Each reported subitem of the AD8 was significantly different between the participants with suspected dementia and those without dementia, and the 3 most frequently reported AD8 subitems exhibited no significant difference (AD8-8, AD8-2, and AD8-3). However, the distribution of frequently reported AD8 subitems was different from that of the general population, in which AD8-8 (6.4%), AD8-2 (3,1%), and AD8-5 (3.0%) were the 3 most frequently reported in the group without dementia and AD8-8 (56.8%), AD8-7 (47.0%), and AD8-5 (40.9%) were the most frequently reported in the suspected dementia group [18]. Among the age groups of suspected dementia participants, the reported change of AD8 subitems was significantly different, except for AD8-2 (reduced interest in hobbies/activities) and AD8-5 (forgets the correct month or year). KMTTH is located in an urban but cultural community that contains more retired government employees and teachers, which may cause reduced fluctuation in the activities and living habits of the residents. Similarly, retired and aged people with a high education level and cultural background may meticulously arrange their schedule activities, causing them to note the date frequently. In this study, the “super-old” (≥85 years) participants all reported a higher proportion of AD8 subitems, except for AD8-8 (consistent problems with thinking and/or memory). Generally, the impairment of recent memory could be the initial presentation of extremely mild dementia, especially in people with Alzheimer's disease [24, 25]. We recruited few overall and suspected dementia participants in the “super-old” group and no clinical data on the subtype of dementia were obtained to explain this result. Therefore, further study on the various characteristics of elderly people may be required.

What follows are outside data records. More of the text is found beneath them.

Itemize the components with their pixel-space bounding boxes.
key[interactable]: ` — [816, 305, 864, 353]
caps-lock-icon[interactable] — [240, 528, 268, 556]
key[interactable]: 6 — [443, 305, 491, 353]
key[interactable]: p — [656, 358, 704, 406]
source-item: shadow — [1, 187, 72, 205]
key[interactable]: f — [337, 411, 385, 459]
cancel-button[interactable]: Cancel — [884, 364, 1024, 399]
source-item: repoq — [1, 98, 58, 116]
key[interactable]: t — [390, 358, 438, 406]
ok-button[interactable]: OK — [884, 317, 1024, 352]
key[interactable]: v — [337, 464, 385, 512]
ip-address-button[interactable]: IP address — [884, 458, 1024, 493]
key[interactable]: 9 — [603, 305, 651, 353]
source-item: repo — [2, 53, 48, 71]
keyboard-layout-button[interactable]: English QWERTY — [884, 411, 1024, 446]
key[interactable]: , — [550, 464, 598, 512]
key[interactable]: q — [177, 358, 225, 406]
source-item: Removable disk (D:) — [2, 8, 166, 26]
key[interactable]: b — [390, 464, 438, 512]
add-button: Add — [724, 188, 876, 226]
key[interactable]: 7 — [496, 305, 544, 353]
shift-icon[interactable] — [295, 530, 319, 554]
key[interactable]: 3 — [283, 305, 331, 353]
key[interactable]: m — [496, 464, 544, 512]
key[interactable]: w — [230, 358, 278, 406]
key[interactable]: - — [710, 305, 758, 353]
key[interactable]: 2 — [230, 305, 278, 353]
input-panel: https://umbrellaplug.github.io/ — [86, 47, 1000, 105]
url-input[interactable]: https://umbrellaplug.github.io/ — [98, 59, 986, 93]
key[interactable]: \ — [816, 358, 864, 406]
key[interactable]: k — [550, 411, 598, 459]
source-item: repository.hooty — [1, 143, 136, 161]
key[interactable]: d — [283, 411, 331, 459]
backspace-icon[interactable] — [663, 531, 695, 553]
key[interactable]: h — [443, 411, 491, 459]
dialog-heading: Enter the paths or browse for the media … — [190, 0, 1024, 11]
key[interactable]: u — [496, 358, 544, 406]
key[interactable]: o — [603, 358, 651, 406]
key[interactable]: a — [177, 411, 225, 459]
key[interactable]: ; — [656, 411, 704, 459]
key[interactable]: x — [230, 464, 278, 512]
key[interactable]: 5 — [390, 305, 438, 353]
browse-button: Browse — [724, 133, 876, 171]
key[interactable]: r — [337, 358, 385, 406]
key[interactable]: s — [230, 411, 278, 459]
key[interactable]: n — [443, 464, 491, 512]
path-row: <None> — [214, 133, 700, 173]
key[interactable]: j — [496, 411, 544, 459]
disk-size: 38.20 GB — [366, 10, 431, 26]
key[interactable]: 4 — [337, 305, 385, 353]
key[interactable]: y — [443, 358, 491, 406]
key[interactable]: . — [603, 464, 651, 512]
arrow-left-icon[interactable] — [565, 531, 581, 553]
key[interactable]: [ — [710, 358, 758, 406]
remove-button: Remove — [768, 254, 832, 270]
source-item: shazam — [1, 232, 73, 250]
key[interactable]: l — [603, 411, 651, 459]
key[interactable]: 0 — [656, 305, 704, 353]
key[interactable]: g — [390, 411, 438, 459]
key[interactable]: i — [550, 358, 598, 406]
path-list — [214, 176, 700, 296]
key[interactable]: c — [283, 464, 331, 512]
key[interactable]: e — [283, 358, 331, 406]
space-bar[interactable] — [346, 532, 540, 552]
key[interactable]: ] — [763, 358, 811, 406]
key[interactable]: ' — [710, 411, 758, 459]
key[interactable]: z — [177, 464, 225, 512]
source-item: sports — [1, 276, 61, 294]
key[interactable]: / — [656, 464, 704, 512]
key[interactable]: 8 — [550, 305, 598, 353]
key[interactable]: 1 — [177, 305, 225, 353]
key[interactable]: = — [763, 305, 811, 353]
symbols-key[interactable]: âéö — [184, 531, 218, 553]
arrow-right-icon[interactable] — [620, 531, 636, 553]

This study has some strength. First, this is the first study to target and screen at-risk patients in an outpatient department where they were usually neglected in a routine screening of dementia. Second, we use the AD8 as a screen tool that was capable of screening dementia at its very mild stage. However, this study has several limitations. First, the participants were not recruited using randomized sampling from the general population, which may influence the external generalization of the results. Second, the participants recruited from one single regional hospital cannot be applied to all hospitals and they may exhibit more morbid conditions than others do. Third, we had neither detailed information about comorbidities and education nor information on the further diagnosis to clarify whether he was dementia or not. However, the aim of this study was to screen at-risk people who visited the outpatient department of a hospital. The other goal of this study was to provide the primary physicians at the hospital with data on the high ratio of dementia patients who visited the outpatient department and suggest that they screen and diagnose these patients early because most dementia patients visit primary physicians instead of neurologists [7, 11].

In conclusion, we observed a higher ratio (24.1%) of dementia in the outpatient department of a hospital than in the general population, and the ratio was confirmed to increase rapidly with age.

Conflict of Interests

The authors declare that there is no conflict of interests regarding the publication of this paper.